The water cycle: Water is essential to life. None of us can live without it for more than a few days. The water cycle distributes fresh, clean water around the planet.
It involves three stages.
(1) Solar power lifts water into the atmosphere by evaporation.
(2) Condensation of this purified water produces clouds.
(3) Clouds, in turn, form rain, hail, sleet, or snow, which falls to the ground, ready to evaporate again, thus completing the cycle. How much water is recycled annually? According to estimates, enough to cover the earth’s surface uniformly to a depth of more than two and a half feet (80 cm).

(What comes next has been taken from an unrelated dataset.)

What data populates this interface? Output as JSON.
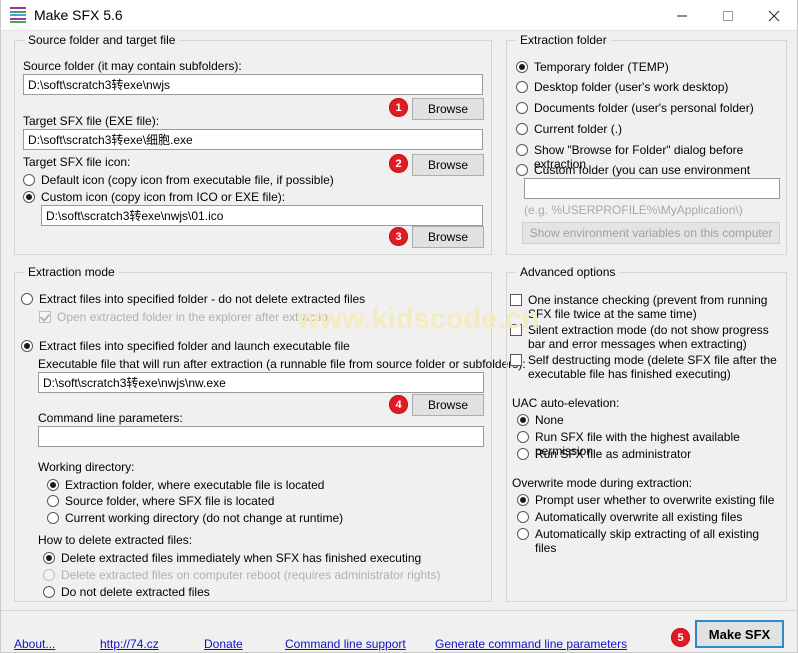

The carbon and oxygen cycles: As you know, in order to live you need to breathe, to take in oxygen and give out carbon dioxide. But with countless billions of humans and animals doing the same thing, why does our atmosphere never run out of oxygen and become overloaded with carbon dioxide? The answer lies in the oxygen cycle.
(1) In an amazing process called photosynthesis, plants take in the carbon dioxide that we exhale, using it and the energy from sunlight to produce carbohydrates and oxygen.
(2) When we take in oxygen, we complete that cycle. All this production of vegetation and breathable air happens cleanly, efficiently, and quietly.
The nitrogen cycle: Life on earth also depends on the production of such organic molecules as proteins.
(A) To produce those molecules, nitrogen is needed. Happily, that gas makes up about 78 percent of our atmosphere. Lightning converts nitrogen into compounds that plants can absorb.
(B) Then plants incorporate those compounds into organic molecules. Animals that eat those plants thus also acquire nitrogen.
(C) Finally, when plants and animals die, the nitrogen compounds in them are broken down by bacteria. That process of decay releases nitrogen back into the soil and atmosphere, completing the cycle.